The company transporting the goods was prosecuted, and found to be negligent for putting lives at risk, highlighting the associated hazards and drastic impact the pandemic has had on the economic landscape.
However, for South Africans staying indoors, the online retail industry has exploded, with an increase in business to business courier services and international logistics surging to meet demand.
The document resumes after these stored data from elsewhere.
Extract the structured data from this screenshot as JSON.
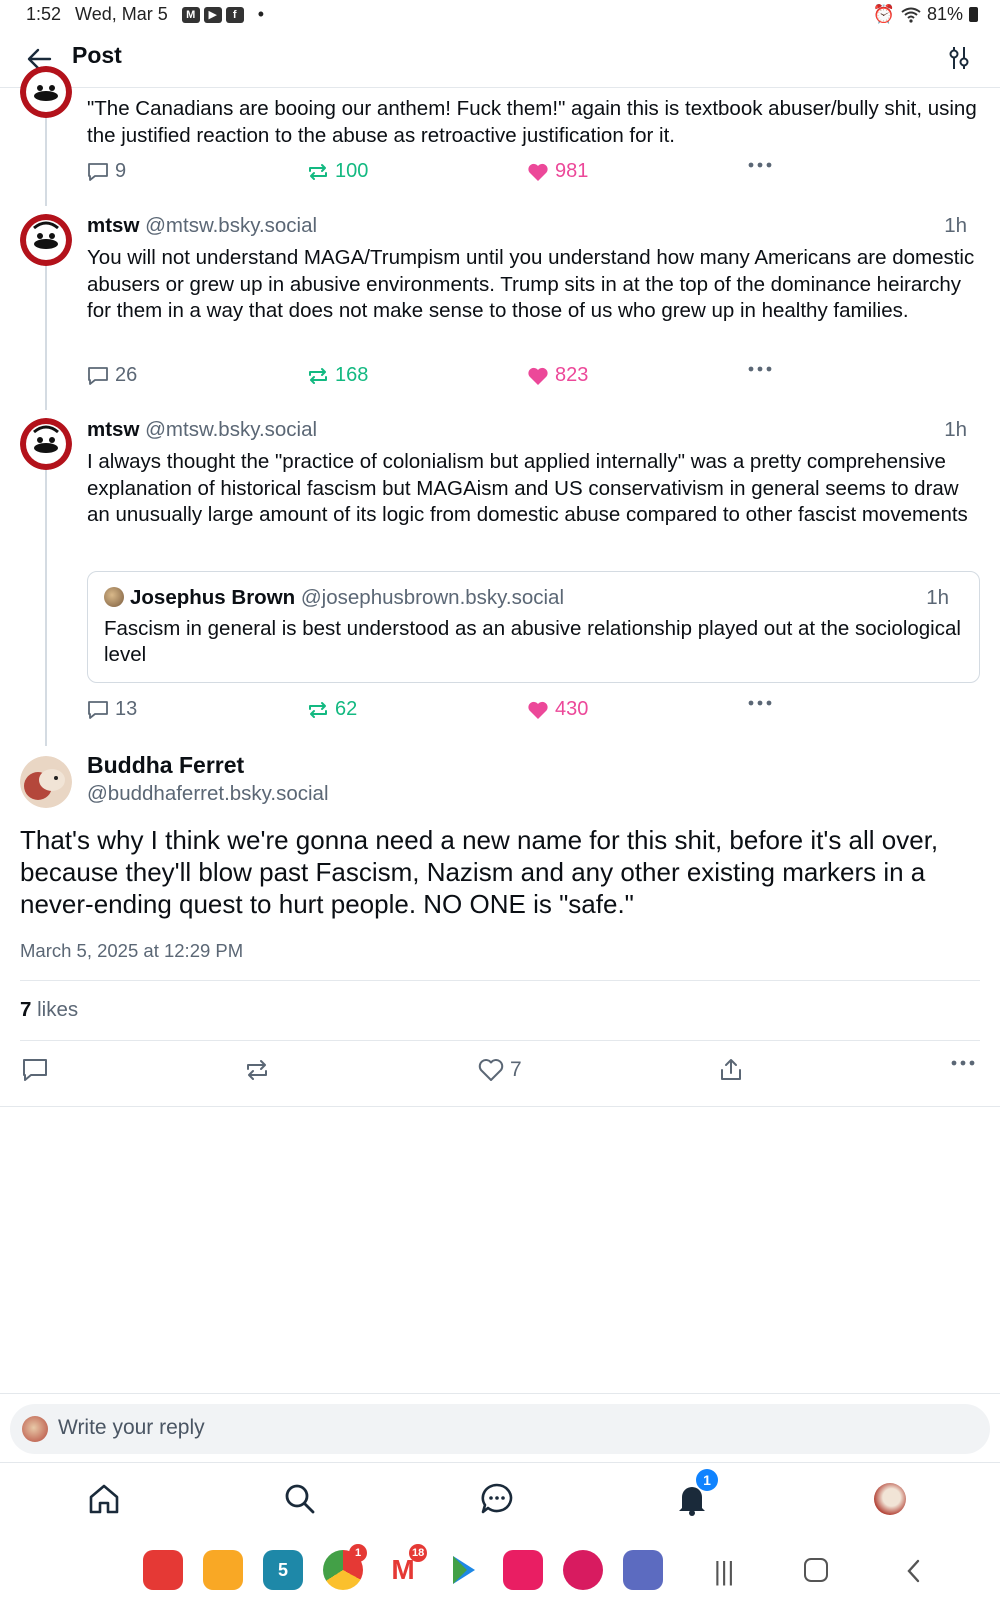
{
  "status_bar": {
    "time": "1:52",
    "date": "Wed, Mar 5",
    "battery": "81%",
    "dot": "•"
  },
  "header": {
    "title": "Post"
  },
  "thread": [
    {
      "text": "\"The Canadians are booing our anthem! Fuck them!\" again this is textbook abuser/bully shit, using the justified reaction to the abuse as retroactive justification for it.",
      "replies": "9",
      "reposts": "100",
      "likes": "981"
    },
    {
      "name": "mtsw",
      "handle": "@mtsw.bsky.social",
      "time": "1h",
      "text": "You will not understand MAGA/Trumpism until you understand how many Americans are domestic abusers or grew up in abusive environments. Trump sits in at the top of the dominance heirarchy for them in a way that does not make sense to those of us who grew up in healthy families.",
      "replies": "26",
      "reposts": "168",
      "likes": "823"
    },
    {
      "name": "mtsw",
      "handle": "@mtsw.bsky.social",
      "time": "1h",
      "text": "I always thought the \"practice of colonialism but applied internally\" was a pretty comprehensive explanation of historical fascism but MAGAism and US conservativism in general seems to draw an unusually large amount of its logic from domestic abuse compared to other fascist movements",
      "quote": {
        "name": "Josephus Brown",
        "handle": "@josephusbrown.bsky.social",
        "time": "1h",
        "text": "Fascism in general is best understood as an abusive relationship played out at the sociological level"
      },
      "replies": "13",
      "reposts": "62",
      "likes": "430"
    }
  ],
  "main_post": {
    "name": "Buddha Ferret",
    "handle": "@buddhaferret.bsky.social",
    "text": "That's why I think we're gonna need a new name for this shit, before it's all over, because they'll blow past Fascism, Nazism and any other existing markers in a never-ending quest to hurt people. NO ONE is \"safe.\"",
    "date": "March 5, 2025 at 12:29 PM",
    "likes_count": "7",
    "likes_word": "likes",
    "like_action_count": "7"
  },
  "reply_bar": {
    "placeholder": "Write your reply"
  },
  "nav": {
    "notifications_badge": "1"
  },
  "dock": {
    "calendar_day": "5",
    "chrome_badge": "1",
    "gmail_badge": "18"
  },
  "colors": {
    "repost": "#13b981",
    "like": "#ec4899",
    "muted": "#5b6775",
    "accent": "#1083fe"
  }
}
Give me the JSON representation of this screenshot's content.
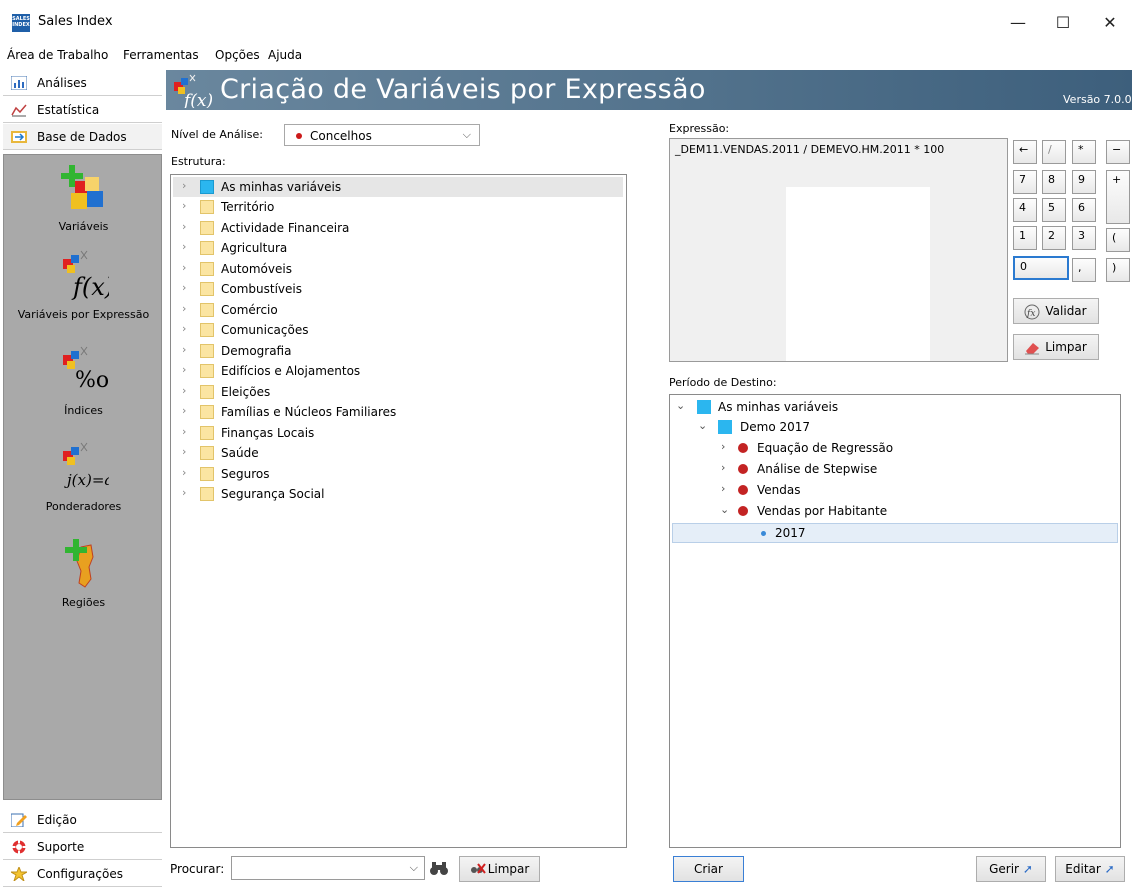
{
  "window": {
    "title": "Sales Index",
    "app_icon_text": "SALES INDEX",
    "minimize": "—",
    "maximize": "☐",
    "close": "✕"
  },
  "menu": [
    {
      "label": "Área de Trabalho"
    },
    {
      "label": "Ferramentas"
    },
    {
      "label": "Opções"
    },
    {
      "label": "Ajuda"
    }
  ],
  "sidebar": {
    "tabs": [
      {
        "label": "Análises",
        "icon": "chart-icon"
      },
      {
        "label": "Estatística",
        "icon": "stats-icon"
      },
      {
        "label": "Base de Dados",
        "icon": "database-icon"
      }
    ],
    "panel_items": [
      {
        "label": "Variáveis",
        "icon": "variables-icon"
      },
      {
        "label": "Variáveis por Expressão",
        "icon": "function-icon"
      },
      {
        "label": "Índices",
        "icon": "index-icon"
      },
      {
        "label": "Ponderadores",
        "icon": "weights-icon"
      },
      {
        "label": "Regiões",
        "icon": "regions-icon"
      }
    ],
    "bottom_tabs": [
      {
        "label": "Edição",
        "icon": "edit-icon"
      },
      {
        "label": "Suporte",
        "icon": "support-icon"
      },
      {
        "label": "Configurações",
        "icon": "star-icon"
      }
    ]
  },
  "header": {
    "title": "Criação de Variáveis por Expressão",
    "version": "Versão 7.0.0"
  },
  "left": {
    "nivel_label": "Nível de Análise:",
    "nivel_value": "Concelhos",
    "estrutura_label": "Estrutura:",
    "tree": [
      "As minhas variáveis",
      "Território",
      "Actividade Financeira",
      "Agricultura",
      "Automóveis",
      "Combustíveis",
      "Comércio",
      "Comunicações",
      "Demografia",
      "Edifícios e Alojamentos",
      "Eleições",
      "Famílias e Núcleos Familiares",
      "Finanças Locais",
      "Saúde",
      "Seguros",
      "Segurança Social"
    ],
    "procurar_label": "Procurar:",
    "procurar_value": "",
    "limpar_label": "Limpar"
  },
  "right": {
    "expressao_label": "Expressão:",
    "expressao": "_DEM11.VENDAS.2011 / DEMEVO.HM.2011 * 100",
    "keys": {
      "back": "←",
      "div": "/",
      "mul": "*",
      "minus": "−",
      "plus": "+",
      "k7": "7",
      "k8": "8",
      "k9": "9",
      "k4": "4",
      "k5": "5",
      "k6": "6",
      "k1": "1",
      "k2": "2",
      "k3": "3",
      "lp": "(",
      "rp": ")",
      "k0": "0",
      "comma": ","
    },
    "validar": "Validar",
    "limpar": "Limpar",
    "periodo_label": "Período de Destino:",
    "tree": {
      "root": "As minhas variáveis",
      "demo": "Demo 2017",
      "items": [
        "Equação de Regressão",
        "Análise de Stepwise",
        "Vendas",
        "Vendas por Habitante"
      ],
      "year": "2017"
    },
    "criar": "Criar",
    "gerir": "Gerir",
    "editar": "Editar"
  },
  "colors": {
    "header_start": "#6a879e",
    "header_end": "#3d5f7c",
    "panel_bg": "#a9a9a9",
    "folder": "#fbe5a2",
    "accent_blue": "#2bb6ef",
    "red_dot": "#c32323"
  }
}
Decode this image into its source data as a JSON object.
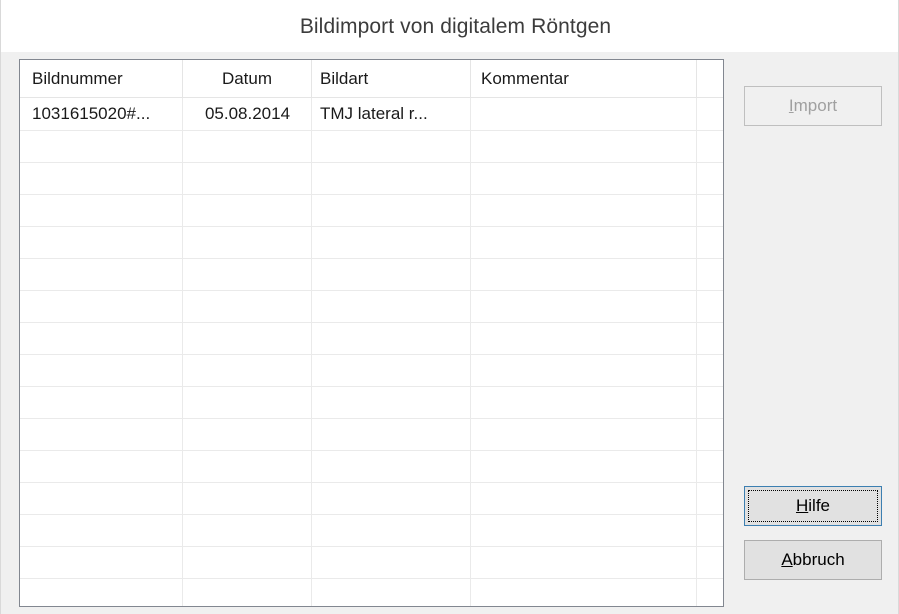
{
  "window": {
    "title": "Bildimport von digitalem Röntgen"
  },
  "table": {
    "columns": [
      "Bildnummer",
      "Datum",
      "Bildart",
      "Kommentar"
    ],
    "rows": [
      [
        "1031615020#...",
        "05.08.2014",
        "TMJ lateral r...",
        ""
      ]
    ]
  },
  "buttons": {
    "import": {
      "mnemonic": "I",
      "rest": "mport",
      "enabled": false
    },
    "hilfe": {
      "mnemonic": "H",
      "rest": "ilfe",
      "default": true
    },
    "abbruch": {
      "mnemonic": "A",
      "rest": "bbruch"
    }
  }
}
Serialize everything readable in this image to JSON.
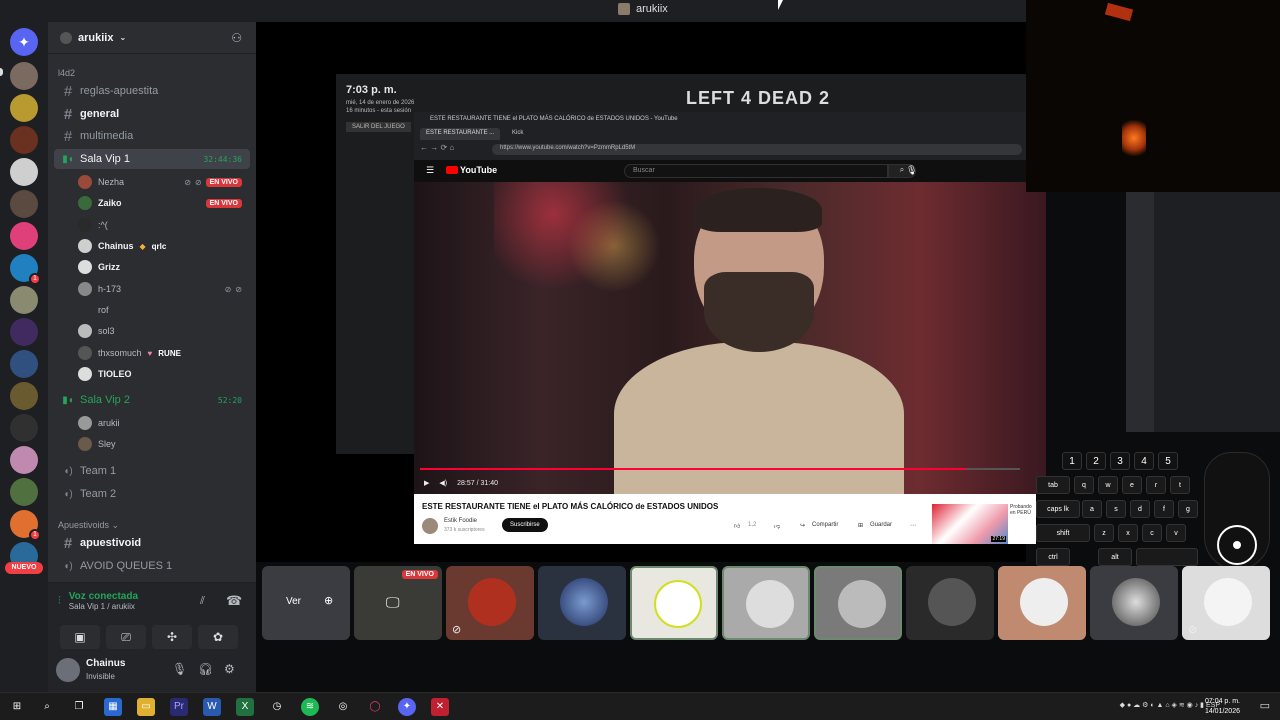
{
  "window": {
    "title": "arukiix"
  },
  "rail": {
    "new_badge": "NUEVO",
    "badge_count": "1"
  },
  "guild": {
    "name": "arukiix"
  },
  "sidebar": {
    "category": "l4d2",
    "channels": [
      {
        "name": "reglas-apuestita"
      },
      {
        "name": "general"
      },
      {
        "name": "multimedia"
      }
    ],
    "voice1": {
      "name": "Sala Vip 1",
      "timer": "32:44:36",
      "members": [
        {
          "name": "Nezha",
          "live": "EN VIVO"
        },
        {
          "name": "Zaiko",
          "live": "EN VIVO"
        },
        {
          "name": ":^("
        },
        {
          "name": "Chainus",
          "tag": "qrlc"
        },
        {
          "name": "Grizz"
        },
        {
          "name": "h-173"
        },
        {
          "name": "rof"
        },
        {
          "name": "sol3"
        },
        {
          "name": "thxsomuch",
          "tag": "RUNE"
        },
        {
          "name": "TIOLEO"
        }
      ]
    },
    "voice2": {
      "name": "Sala Vip 2",
      "timer": "52:20",
      "members": [
        {
          "name": "arukii"
        },
        {
          "name": "Sley"
        }
      ]
    },
    "team1": "Team 1",
    "team2": "Team 2",
    "category2": "Apuestivoids",
    "channel_apuestivoid": "apuestivoid",
    "channel_avoid": "AVOID QUEUES 1"
  },
  "voice_panel": {
    "status": "Voz conectada",
    "location": "Sala Vip 1 / arukiix"
  },
  "user_panel": {
    "name": "Chainus",
    "status": "Invisible"
  },
  "stream": {
    "game": {
      "time": "7:03 p. m.",
      "date": "mié, 14 de enero de 2026",
      "session": "16 minutos - esta sesión",
      "exit": "SALIR DEL JUEGO",
      "logo": "LEFT 4 DEAD 2"
    },
    "browser": {
      "window_title": "ESTE RESTAURANTE TIENE el PLATO MÁS CALÓRICO de ESTADOS UNIDOS - YouTube",
      "tab1": "ESTE RESTAURANTE ...",
      "tab2": "Kick",
      "url": "https://www.youtube.com/watch?v=PzmmRpLd5tM",
      "yt_logo": "YouTube",
      "search_placeholder": "Buscar",
      "time": "28:57 / 31:40",
      "progress": 0.91,
      "video_title": "ESTE RESTAURANTE TIENE el PLATO MÁS CALÓRICO de ESTADOS UNIDOS",
      "channel": "Estik Foodie",
      "subscribers": "373 k suscriptores",
      "subscribe": "Suscribirse",
      "likes": "1,2",
      "share": "Compartir",
      "save": "Guardar",
      "more": "⋯",
      "next_duration": "27:19",
      "next_title": "Probando en PERÚ"
    }
  },
  "tiles": {
    "view": "Ver",
    "live": "EN VIVO"
  },
  "keyboard": {
    "row_nums": [
      "1",
      "2",
      "3",
      "4",
      "5"
    ],
    "row1": [
      "tab",
      "q",
      "w",
      "e",
      "r",
      "t"
    ],
    "row2": [
      "caps lk",
      "a",
      "s",
      "d",
      "f",
      "g"
    ],
    "row3": [
      "shift",
      "z",
      "x",
      "c",
      "v"
    ],
    "row4": [
      "ctrl",
      "alt"
    ]
  },
  "taskbar": {
    "lang": "ESP",
    "time": "07:04 p. m.",
    "date": "14/01/2026"
  }
}
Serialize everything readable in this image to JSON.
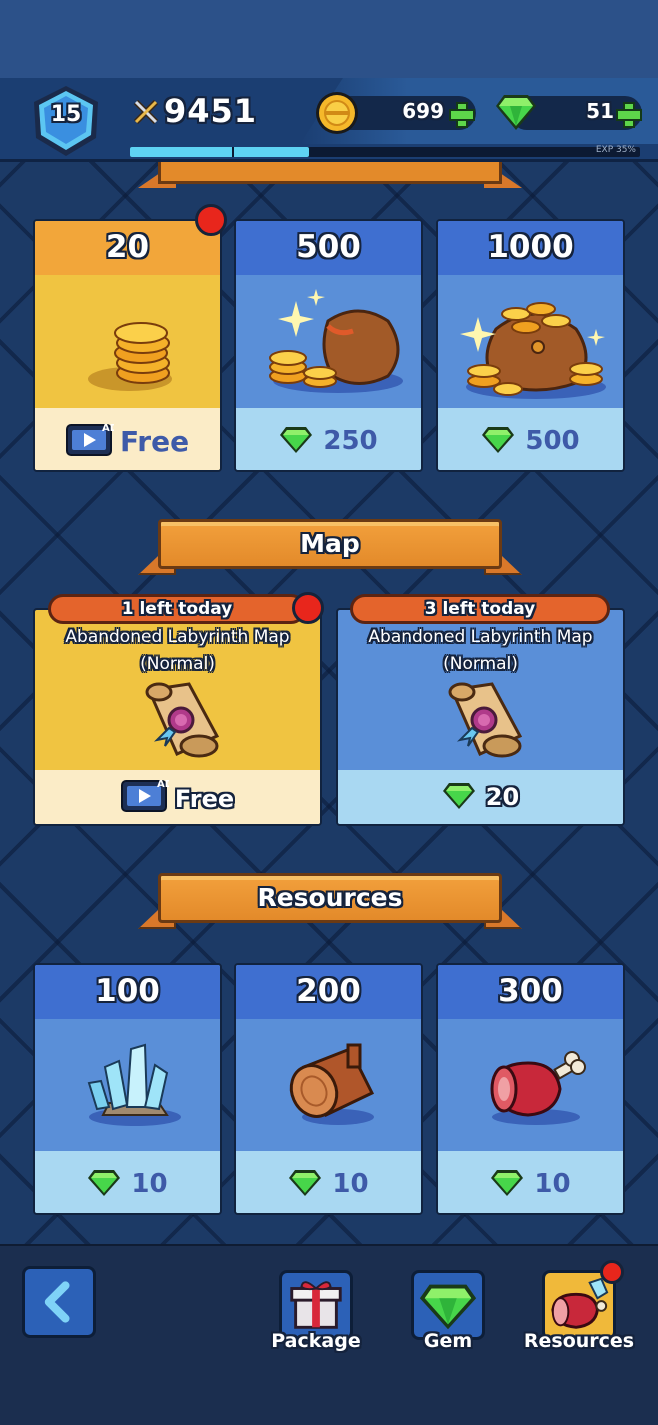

“We have seen our e-commerce revenue more than double. But that comes with responsibility – not just to ensure the parcel arrives safely, and on time ¬- but ensuring that there are added safeguards to protect the lives of both our drivers and our customers,” explains Hilton Eachus, chief customer officer at Dawn Wing.
“Those that get up every day to provide frontline services to the public are heroes, and each party in any transactional environment needs to respect the space and distance of the other, whether that be at the supermarket till, or at one’s front gate receiving a parcel.
“While we need to respect social distancing, we also need to consider ‘transactional distancing’ with regard to the personal space of those we are serving, whether that be a delivery driver, a petrol pump attendant or a cashier.
“Many people squirm when they have to touch a credit card machine, knowing that many people have touched it before them. With technology that doesn’t have to be the case,” adds Eachus.
He outlines a list of measures that South Africans should know when receiving a parcel, not only from a Covid-19 standpoint, but also from a security perspective. Any quality parcel express company should send you a photo of the driver and the registration plates of the vehicle.
“This is how Uber has always operated, and Dawn Wing employs this type of technology that is critical to personal, business and home safety, in this strange new normal we find ourselves in,” Eachus adds.
Dawn Wing proposes these health and safety measures:
* Delivery drivers must wear a mask and sanitise their hands on arrival.
* The driver should place the parcel on the recipient’s doorstep and stand two metres back.
* The driver will ask for the recipient’s name and record it on a handheld device, and with permission, will take a photo of the premises.
* The driver will then ask for permission to email a link to the recipient to sign for the parcel, and will confirm their cellphone number.
* The recipient clicks on the link, which opens a screen that displays three options: sign on the customer’s own screen, then ‘quick tap’ to confirm receipt of the parcel; or there’s an option to query the delivery, which will trigger a call from a call centre to resolve the matter.
* The recipient clicks ‘submit’ on their screen.
* The driver receives a confirmation and departs.
“We are taking time to share this information because it can be overlooked,” Eachus says. “Many forget that when e-commerce booms, so does the express parcel industry – we are the ones fulfilling the logistics.
“Buying online still means receiving the parcel. This brings into the spotlight the education of consumers, in terms of quality assurance, and the highest levels of attention to hygiene and safety. Right now, people just want to know their parcel will arrive safely, on time, through a trusted supplier.
“Consistency and reliability are the foundations of good express parcels business.”